4: Clarity must be given to healthcare workers about their current and future roles, and plans to restore education, training and career progression

  • With many normal activities around training, appraisal and revalidation paused or reduced due to Covid-19 for most of the workforce, there is an opportunity to review and reset some of the activities which, for doctors, had become over-burdensome and lacking in evidence of producing quality improvement.
  • Some doctors may have moved to emergency or shift working patterns as a result of this pandemic. As part of planning for return of more routine services, these doctors will need clarity around whether there are plans for these new roles to be extended, and on what terms. Equally recognition of the contractual job planning process will be needed for all career grade medical staff, including both those continuing in COVID-19 rotas for the time being and those returning to more normal roles.
  • Plans should be agreed as soon as possible on the recommencement of non-COVID-19 junior doctor rotas and the reinstatement of monitoring processes for these.
  • Giving careful thought to restarting the education, training and career progression of junior doctors and medical undergraduates is a priority – and the BMA will set out its views on this in more detail.
  • Equally arrangements for NHS staff who need to continue in non-patient facing roles, as they will be in the shielding group, will need considered carefully.

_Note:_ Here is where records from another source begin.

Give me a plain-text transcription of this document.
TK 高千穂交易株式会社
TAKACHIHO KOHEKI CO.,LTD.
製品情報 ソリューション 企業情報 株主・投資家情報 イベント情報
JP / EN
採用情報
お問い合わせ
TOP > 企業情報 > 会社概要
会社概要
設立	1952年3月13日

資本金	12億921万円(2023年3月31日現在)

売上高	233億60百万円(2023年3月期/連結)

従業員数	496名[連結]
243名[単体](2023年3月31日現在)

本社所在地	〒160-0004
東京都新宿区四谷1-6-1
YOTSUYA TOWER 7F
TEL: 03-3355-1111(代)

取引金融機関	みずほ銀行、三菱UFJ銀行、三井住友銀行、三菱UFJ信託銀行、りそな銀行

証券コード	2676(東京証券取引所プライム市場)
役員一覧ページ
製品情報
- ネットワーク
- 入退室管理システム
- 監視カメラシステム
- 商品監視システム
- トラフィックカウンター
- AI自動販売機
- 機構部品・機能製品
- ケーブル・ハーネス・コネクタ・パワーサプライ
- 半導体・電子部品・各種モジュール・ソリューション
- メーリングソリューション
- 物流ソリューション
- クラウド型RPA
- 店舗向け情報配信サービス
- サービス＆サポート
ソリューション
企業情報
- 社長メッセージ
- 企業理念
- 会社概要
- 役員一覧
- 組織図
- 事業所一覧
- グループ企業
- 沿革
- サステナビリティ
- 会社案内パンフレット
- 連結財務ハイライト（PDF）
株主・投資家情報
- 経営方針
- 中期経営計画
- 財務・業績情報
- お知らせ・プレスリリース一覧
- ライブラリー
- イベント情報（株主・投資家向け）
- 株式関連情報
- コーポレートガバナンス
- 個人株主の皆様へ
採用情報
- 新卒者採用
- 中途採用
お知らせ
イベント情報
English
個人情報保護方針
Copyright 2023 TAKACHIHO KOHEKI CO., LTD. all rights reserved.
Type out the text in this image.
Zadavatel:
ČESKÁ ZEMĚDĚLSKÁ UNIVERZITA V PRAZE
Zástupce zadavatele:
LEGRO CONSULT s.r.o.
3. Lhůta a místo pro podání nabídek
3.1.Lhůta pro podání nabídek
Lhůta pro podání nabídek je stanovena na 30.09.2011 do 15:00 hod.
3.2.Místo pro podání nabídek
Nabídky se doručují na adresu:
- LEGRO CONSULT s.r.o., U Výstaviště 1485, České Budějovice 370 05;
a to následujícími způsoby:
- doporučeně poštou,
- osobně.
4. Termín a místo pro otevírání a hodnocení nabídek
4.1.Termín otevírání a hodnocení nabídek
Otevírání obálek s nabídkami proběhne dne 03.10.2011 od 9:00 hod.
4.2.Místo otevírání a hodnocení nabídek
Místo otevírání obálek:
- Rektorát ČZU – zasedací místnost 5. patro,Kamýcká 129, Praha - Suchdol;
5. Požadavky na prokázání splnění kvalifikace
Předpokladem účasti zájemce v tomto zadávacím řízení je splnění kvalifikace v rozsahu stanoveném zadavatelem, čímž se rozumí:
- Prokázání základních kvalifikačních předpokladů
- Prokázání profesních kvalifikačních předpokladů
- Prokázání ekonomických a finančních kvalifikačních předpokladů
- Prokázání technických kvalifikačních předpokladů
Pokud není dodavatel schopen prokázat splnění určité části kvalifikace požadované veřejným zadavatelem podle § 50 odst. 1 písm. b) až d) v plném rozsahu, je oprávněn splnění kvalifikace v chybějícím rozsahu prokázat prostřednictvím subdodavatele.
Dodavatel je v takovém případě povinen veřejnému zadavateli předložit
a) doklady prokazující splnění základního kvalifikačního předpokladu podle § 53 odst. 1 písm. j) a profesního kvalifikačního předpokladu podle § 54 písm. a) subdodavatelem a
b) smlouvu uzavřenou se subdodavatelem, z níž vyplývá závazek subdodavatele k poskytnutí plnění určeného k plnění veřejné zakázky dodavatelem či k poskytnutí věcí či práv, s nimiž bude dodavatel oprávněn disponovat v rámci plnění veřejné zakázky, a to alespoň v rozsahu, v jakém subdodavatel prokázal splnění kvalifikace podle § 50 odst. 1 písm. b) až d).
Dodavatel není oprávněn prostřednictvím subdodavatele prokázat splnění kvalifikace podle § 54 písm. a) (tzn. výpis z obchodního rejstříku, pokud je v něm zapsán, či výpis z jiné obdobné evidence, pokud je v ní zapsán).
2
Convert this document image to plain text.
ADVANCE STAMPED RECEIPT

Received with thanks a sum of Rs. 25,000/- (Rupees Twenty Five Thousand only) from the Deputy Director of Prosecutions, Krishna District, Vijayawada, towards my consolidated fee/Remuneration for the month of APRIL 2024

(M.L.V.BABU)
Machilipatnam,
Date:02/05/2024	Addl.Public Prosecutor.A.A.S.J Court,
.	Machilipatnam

5: There must be effective and transparent public communication so that patients understand what they can and cannot expect from the NHS at this time – and for the foreseeable future

  • While messaging around the NHS remaining open for emergency and urgent care remains important, very clear messaging and expectation management will be required with the public about what mobilisation, and then a journey towards a ‘new normal’ will mean.
  • All politicians will need to be realistic with the public about what may or, in particular may not now be possible in the NHS while we continue to deal with the impact of Covid-19 and remain prepared for possible subsequent waves of cases
  • Pre-Covid-19, NHS Scotland was under huge stress in both primary and secondary care, and we believe that this needs to be acknowledged before we can move forward in any meaningful way.
  • Public expectations of what the NHS will look like for the next 2-10 years needs to be addressed.
  • A key part of this would be resetting the service and how we measure it to focus on quality and clinical need, not arbitrary temporal targets or volume of service.
  • The BMA believe that now is a good time to have clarity around the suspension of  arbitrary waiting time targets for the foreseeable future. As time progresses, we will need to have an evidence-based reason to re-introduce them, alongside a very careful consideration of how they are used.